Real Estate is still a great investment

How would you like to own an investment that increased in value more than five times over the past twenty-five years?  That’s what would have happened if you had bought a home in Greater Vancouver in 1975. The average sales price of $57,763 is now worth an estimated $330,000.

As any REALTOR® can tell you, population growth has driven price increases in the Vancouver area.  And while Vancouver’s real estate boom has slowed since 1994, population growth and changing demographics will continue to drive price increases in the next quarter century.

The numbers point to promising prospects. British Columbia will be the fastest growing area in North America, according to David Baxter, head of the Vancouver-based Urban Futures Institute, which studies land use and community change. 

Baxter expects the population of the metropolitan Vancouver region to grow by 58 per cent to 3.3 million people over the next 25 years.  That’s 1.2 million more people than are here now.  “While most of this growth will be in the 45 and older population, all age groups will grow,” says Baxter. 

The baby boom generation now aged 32 to 51 makes up about one third of our population.  Their aging will result in a surge in the over-55 population of 145 per cent by 2026, who will eagerly “move out of the suburbs and back into the urban environment,” according to Baxter.

As well, Vancouver will remain an internationally recognized magnet attracting a higher percentage of immigrants than other provinces because of our mild climate and strategic location on Canada’s Pacific Rim.  Asian immigration is expected to continue, particularly from Hong Kong, Taiwan and Mainland China.

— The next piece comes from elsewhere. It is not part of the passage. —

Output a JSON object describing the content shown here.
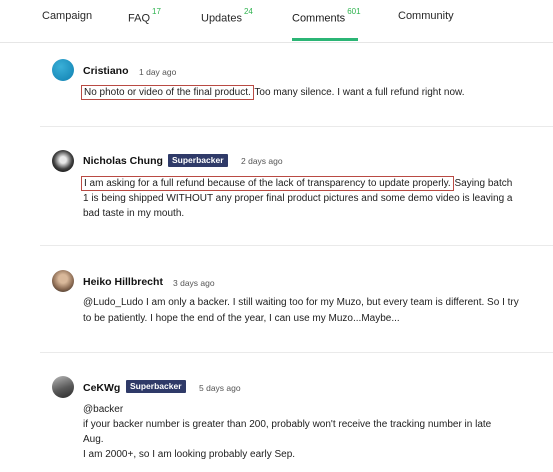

For real estate investors prices can only go up, since housing demand is forecast at 29,600 new housing units per year. 

Single family homes will remain the most preferred housing type.  But as the population ages, lower maintenance, higher density homes such as townhouses, apartments, and small lot, single family homes will become popular.   

High density will be a fact given that Vancouver is geographically constrained by the Gulf of Georgia, the North Shore Mountains and the Canada-US border.  This results in high land prices and limited land available for development.

For real estate investors, now is the perfect time to buy to take advantage of the slower real estate market.  Real estate is cyclical, with the average cycle lasting six years, during which time prices fluctuate depending on interest rates, the economy and migration.  But the overall value of homes continues to increase over the long term.  

Vancouver prices are at or near cyclical lows.  If you take the opportunity to invest today, twenty-five years from now you’ll be looking back on a great lifetime investment.